D’Argenson fut tout de suite et exactement informé de ce revirement, qui, au fond, n’en était pas un. Ses agens, qui en étaient plus contrariés que surpris, n’ayant jamais partagé ses espérances, mirent même à le détromper un empressement qui n’était pas exempt de malice. — « Il fallait s’y attendre, écrivait l’un d’eux, car c’était une étrange manière pour le roi de Prusse d’offrir au roi de Pologne la couronne impériale que de la lui présenter à la pointe de son épée. » — On peut s’imaginer, mais on peindrait difficilement, le chagrin que le ministre déçu éprouva en voyant s’évanouir les dernières fumées de ses espérances. — « Que faire, écrivit-il sur-le-champ à son envoyé, si la Saxe nous abandonne ? Nous comprenons maintenant que les espérances dont elle a voulu nous flatter, sur le désir du roi de Pologne de devenir empereur, n’étaient qu’un moyen dont elle se servait pour arrêter l’invasion qu’elle appréhendait de la part des troupes prussiennes. » — Puis avec Chavigny, dont il avait deviné le blâme mal dissimulé au moment de la retraite de Conti, il entrait dans une sorte de justification plaintive. — « Nous ne pouvions, disait-il, que rester sur la défensive et non prendre l’offensive ; c’était aux Allemands à soutenir le système germanique et à montrer s’ils voulaient secouer le joug autrichien… Leur constitution, à cet égard, peut être comparée à celle de la Grande-Bretagne.
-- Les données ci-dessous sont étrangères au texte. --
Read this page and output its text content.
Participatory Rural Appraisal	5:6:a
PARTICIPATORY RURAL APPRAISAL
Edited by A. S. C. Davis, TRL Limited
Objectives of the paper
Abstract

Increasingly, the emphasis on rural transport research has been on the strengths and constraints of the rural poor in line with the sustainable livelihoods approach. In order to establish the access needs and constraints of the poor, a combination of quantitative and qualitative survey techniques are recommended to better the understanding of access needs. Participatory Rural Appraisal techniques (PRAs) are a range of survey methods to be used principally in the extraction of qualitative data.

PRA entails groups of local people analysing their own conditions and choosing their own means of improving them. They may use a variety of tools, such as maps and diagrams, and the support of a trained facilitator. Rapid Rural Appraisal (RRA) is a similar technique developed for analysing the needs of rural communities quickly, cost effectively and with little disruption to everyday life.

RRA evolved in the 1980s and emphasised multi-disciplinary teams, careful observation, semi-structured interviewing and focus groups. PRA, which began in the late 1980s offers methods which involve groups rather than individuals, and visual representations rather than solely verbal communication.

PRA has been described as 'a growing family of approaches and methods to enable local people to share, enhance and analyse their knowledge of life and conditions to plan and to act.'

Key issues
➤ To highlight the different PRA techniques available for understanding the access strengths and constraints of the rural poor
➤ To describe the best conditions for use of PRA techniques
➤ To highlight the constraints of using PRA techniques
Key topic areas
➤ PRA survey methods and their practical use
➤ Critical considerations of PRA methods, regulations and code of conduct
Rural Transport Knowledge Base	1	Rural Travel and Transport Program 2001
C’est aux peuples du royaume à se donner un nouveau roi ; nous pouvons tout au plus les soutenir contre les fauteurs de la tyrannie. Ce n’était pas à nous à attaquer directement la tyrannie et l’usurpation. Ceux qui nous le demandent sont comme ces jacobites outrés qui ont perdu la cause qu’ils soutenaient. » — Mais en même temps, dans des confidences plus intimes, son irritation contre Auguste III s’exprimait avec toute l’amertume de l’affection trompée. — Ce prince naguère si droit, l’espoir des bons patriotes, n’était plus que contraste et

  1. La Noue à d’Argenson, 23 août, — Saint-Severin à Conti, 28 août, 3 et 10 septembre ; — Vaulgrenant à d’Argenson, 24, 28 et 31 août 1745. (Correspondances d’Allemagne et de Saxe. — Ministère des affaires étrangères.)